I find restic a convincing tool for encrypted incremental backups.
It supports a huge number of backends - in the following sftp is used.

As an example, I show how I backup my ~/.mail (which is fetched by mbsync in maildir format).


Before we can store our data, we have to initialize a restic repository:
restic -r sftp:user@remotehost:/path/to/storage/mail init
Restic will now let you set the encryption passphrase.


Now we can start our first backup operation:
restic -r sftp:user@remotehost:/path/to/storage/mail backup ~/.mail --exclude=".notmuch/" --exclude="*.mbsyncstate"
The exclude arguments in this example are used to avoid copying the state files of mbsync and the index created by notmuch.

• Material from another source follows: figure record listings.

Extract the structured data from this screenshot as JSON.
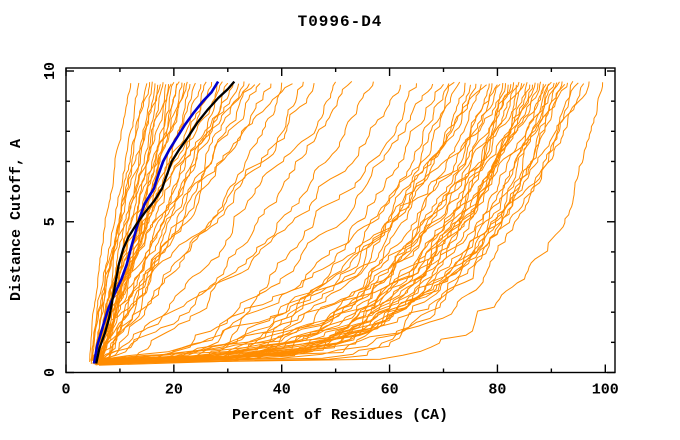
{
  "header": {
    "title": "T0996-D4"
  },
  "chart_data": {
    "type": "line",
    "title": "T0996-D4",
    "xlabel": "Percent of Residues (CA)",
    "ylabel": "Distance Cutoff, A",
    "xlim": [
      0,
      101.8
    ],
    "ylim": [
      0,
      10.1
    ],
    "x_major_ticks": [
      0,
      20,
      40,
      60,
      80,
      100
    ],
    "x_minor_ticks": [
      10,
      30,
      50,
      70,
      90
    ],
    "y_major_ticks": [
      0,
      5,
      10
    ],
    "y_minor_ticks": [
      1,
      2,
      3,
      4,
      6,
      7,
      8,
      9
    ],
    "grid": false,
    "frame": true,
    "legend": "none",
    "colors": {
      "background": "#ffffff",
      "axis": "#000000",
      "text": "#000000",
      "models": "#ff8c00",
      "highlight_primary": "#0000cd",
      "highlight_secondary": "#000000"
    },
    "series": [
      {
        "name": "highlighted-model-blue",
        "color": "#0000cd",
        "width": 2.6,
        "points": [
          [
            5.2,
            0.3
          ],
          [
            5.8,
            0.9
          ],
          [
            6.8,
            1.5
          ],
          [
            7.8,
            2.1
          ],
          [
            9.0,
            2.6
          ],
          [
            10.3,
            3.1
          ],
          [
            11.3,
            3.6
          ],
          [
            12.0,
            4.1
          ],
          [
            12.8,
            4.6
          ],
          [
            13.6,
            5.1
          ],
          [
            14.6,
            5.6
          ],
          [
            16.3,
            6.1
          ],
          [
            17.2,
            6.6
          ],
          [
            18.0,
            7.0
          ],
          [
            19.2,
            7.4
          ],
          [
            20.6,
            7.8
          ],
          [
            22.0,
            8.2
          ],
          [
            23.6,
            8.6
          ],
          [
            25.4,
            9.0
          ],
          [
            27.0,
            9.3
          ],
          [
            28.2,
            9.65
          ]
        ]
      },
      {
        "name": "highlighted-model-black",
        "color": "#000000",
        "width": 2.3,
        "points": [
          [
            5.6,
            0.3
          ],
          [
            6.2,
            0.8
          ],
          [
            7.2,
            1.3
          ],
          [
            8.0,
            1.8
          ],
          [
            8.6,
            2.4
          ],
          [
            9.2,
            3.0
          ],
          [
            9.8,
            3.6
          ],
          [
            10.6,
            4.1
          ],
          [
            11.6,
            4.5
          ],
          [
            13.0,
            4.9
          ],
          [
            14.6,
            5.3
          ],
          [
            16.4,
            5.7
          ],
          [
            17.8,
            6.1
          ],
          [
            18.6,
            6.5
          ],
          [
            19.6,
            7.0
          ],
          [
            21.0,
            7.4
          ],
          [
            22.6,
            7.8
          ],
          [
            24.4,
            8.3
          ],
          [
            26.2,
            8.7
          ],
          [
            28.2,
            9.1
          ],
          [
            30.0,
            9.4
          ],
          [
            31.2,
            9.65
          ]
        ]
      }
    ],
    "model_curves": {
      "comment": "other server models (orange). Each curve=[x_percent_at_bottom, x_percent_at_top, shape_exponent, seed]; curve spans y_start..y_end with monotone bursty interpolation",
      "color": "#ff8c00",
      "width": 1,
      "y_start": 0.32,
      "y_end": 9.6,
      "curves": [
        [
          4.4,
          12,
          1.3,
          1
        ],
        [
          4.8,
          13.5,
          1.1,
          2
        ],
        [
          5.2,
          15,
          0.95,
          3
        ],
        [
          4.6,
          15.5,
          1.25,
          4
        ],
        [
          5.8,
          16,
          0.85,
          5
        ],
        [
          5.0,
          16.5,
          1.05,
          6
        ],
        [
          5.5,
          17,
          1.2,
          7
        ],
        [
          4.9,
          17.5,
          0.9,
          8
        ],
        [
          6.2,
          18,
          1.0,
          9
        ],
        [
          5.3,
          18.5,
          1.15,
          10
        ],
        [
          5.9,
          19,
          0.8,
          11
        ],
        [
          4.7,
          19.5,
          1.28,
          12
        ],
        [
          6.4,
          20,
          0.95,
          13
        ],
        [
          5.1,
          20.5,
          1.1,
          14
        ],
        [
          5.7,
          21,
          1.22,
          15
        ],
        [
          6.0,
          21.5,
          0.88,
          16
        ],
        [
          5.4,
          22,
          1.02,
          17
        ],
        [
          6.6,
          22.5,
          1.18,
          18
        ],
        [
          5.0,
          23,
          0.92,
          19
        ],
        [
          6.1,
          24,
          1.08,
          20
        ],
        [
          5.6,
          25,
          1.25,
          21
        ],
        [
          6.8,
          26,
          0.86,
          22
        ],
        [
          5.2,
          27,
          1.12,
          23
        ],
        [
          6.3,
          28,
          0.97,
          24
        ],
        [
          5.8,
          29,
          1.2,
          25
        ],
        [
          7.0,
          30,
          0.9,
          26
        ],
        [
          5.5,
          31,
          1.05,
          27
        ],
        [
          6.5,
          32,
          1.15,
          28
        ],
        [
          5.9,
          33,
          0.84,
          29
        ],
        [
          7.2,
          34,
          1.0,
          30
        ],
        [
          6.0,
          35,
          1.18,
          31
        ],
        [
          6.7,
          36,
          0.93,
          32
        ],
        [
          5.4,
          38,
          1.08,
          33
        ],
        [
          7.4,
          40,
          0.87,
          34
        ],
        [
          6.2,
          42,
          1.12,
          35
        ],
        [
          6.9,
          44,
          0.96,
          36
        ],
        [
          5.7,
          46,
          1.02,
          37
        ],
        [
          6.0,
          50,
          0.72,
          38
        ],
        [
          6.5,
          53,
          0.8,
          39
        ],
        [
          5.5,
          57,
          0.62,
          40
        ],
        [
          6.8,
          62,
          0.7,
          41
        ],
        [
          6.0,
          65,
          0.55,
          42
        ],
        [
          5.0,
          68,
          0.45,
          43
        ],
        [
          6.5,
          70,
          0.4,
          44
        ],
        [
          5.5,
          71,
          0.35,
          45
        ],
        [
          7.0,
          72,
          0.42,
          46
        ],
        [
          6.0,
          73,
          0.3,
          47
        ],
        [
          5.2,
          74,
          0.38,
          48
        ],
        [
          6.8,
          75,
          0.28,
          49
        ],
        [
          5.8,
          76,
          0.35,
          50
        ],
        [
          7.2,
          77,
          0.25,
          51
        ],
        [
          6.2,
          78,
          0.4,
          52
        ],
        [
          5.4,
          78.5,
          0.32,
          53
        ],
        [
          6.6,
          79,
          0.22,
          54
        ],
        [
          5.0,
          80,
          0.36,
          55
        ],
        [
          7.4,
          80.5,
          0.28,
          56
        ],
        [
          6.0,
          81,
          0.42,
          57
        ],
        [
          5.6,
          81.5,
          0.24,
          58
        ],
        [
          6.9,
          82,
          0.33,
          59
        ],
        [
          5.2,
          82.5,
          0.27,
          60
        ],
        [
          6.3,
          83,
          0.38,
          61
        ],
        [
          5.8,
          83.5,
          0.21,
          62
        ],
        [
          7.1,
          84,
          0.31,
          63
        ],
        [
          5.4,
          84.5,
          0.26,
          64
        ],
        [
          6.5,
          85,
          0.36,
          65
        ],
        [
          6.0,
          85.5,
          0.2,
          66
        ],
        [
          5.1,
          86,
          0.3,
          67
        ],
        [
          6.7,
          86.5,
          0.25,
          68
        ],
        [
          5.7,
          87,
          0.34,
          69
        ],
        [
          6.2,
          87.5,
          0.22,
          70
        ],
        [
          5.3,
          88,
          0.29,
          71
        ],
        [
          6.8,
          88.5,
          0.24,
          72
        ],
        [
          5.9,
          89,
          0.33,
          73
        ],
        [
          6.4,
          89.5,
          0.19,
          74
        ],
        [
          5.5,
          90,
          0.27,
          75
        ],
        [
          7.0,
          90.5,
          0.23,
          76
        ],
        [
          6.1,
          91,
          0.31,
          77
        ],
        [
          5.6,
          91.5,
          0.2,
          78
        ],
        [
          6.6,
          92,
          0.26,
          79
        ],
        [
          5.2,
          92.5,
          0.22,
          80
        ],
        [
          6.3,
          93,
          0.29,
          81
        ],
        [
          5.8,
          94,
          0.18,
          82
        ],
        [
          6.9,
          95,
          0.24,
          83
        ],
        [
          5.4,
          96,
          0.21,
          84
        ],
        [
          6.0,
          97,
          0.26,
          85
        ],
        [
          6.5,
          99.5,
          0.12,
          86
        ]
      ]
    }
  }
}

Subsequent backups are issued the same way and are performed in an incremental way.
Each backup is represented by a snapshot in the restic repository.


List all snapshots:
restic -r sftp:user@remotehost:/path/to/storage/mail snapshots


If we want to restore a snapshot, we just retrieve the hash with the above command and issue a restore:
restic -r sftp:user@remotehost:/path/to/storage/mail restore HASH --target /tmp/restore-mail

Another convenient way to access the backups is the ability to use fuse mounts:
restic -r sftp:user@remotehost:/path/to/storage/mail mount /mnt/restic-mail


If you want to trigger your backups with cron or systemd-timers, you might be looking for a way to automatically provide the encryption passphrase.
This can be done by storing the passphrase in the RESTIC_PASSWORD shell variable, but please make sure that’s really what you want to do.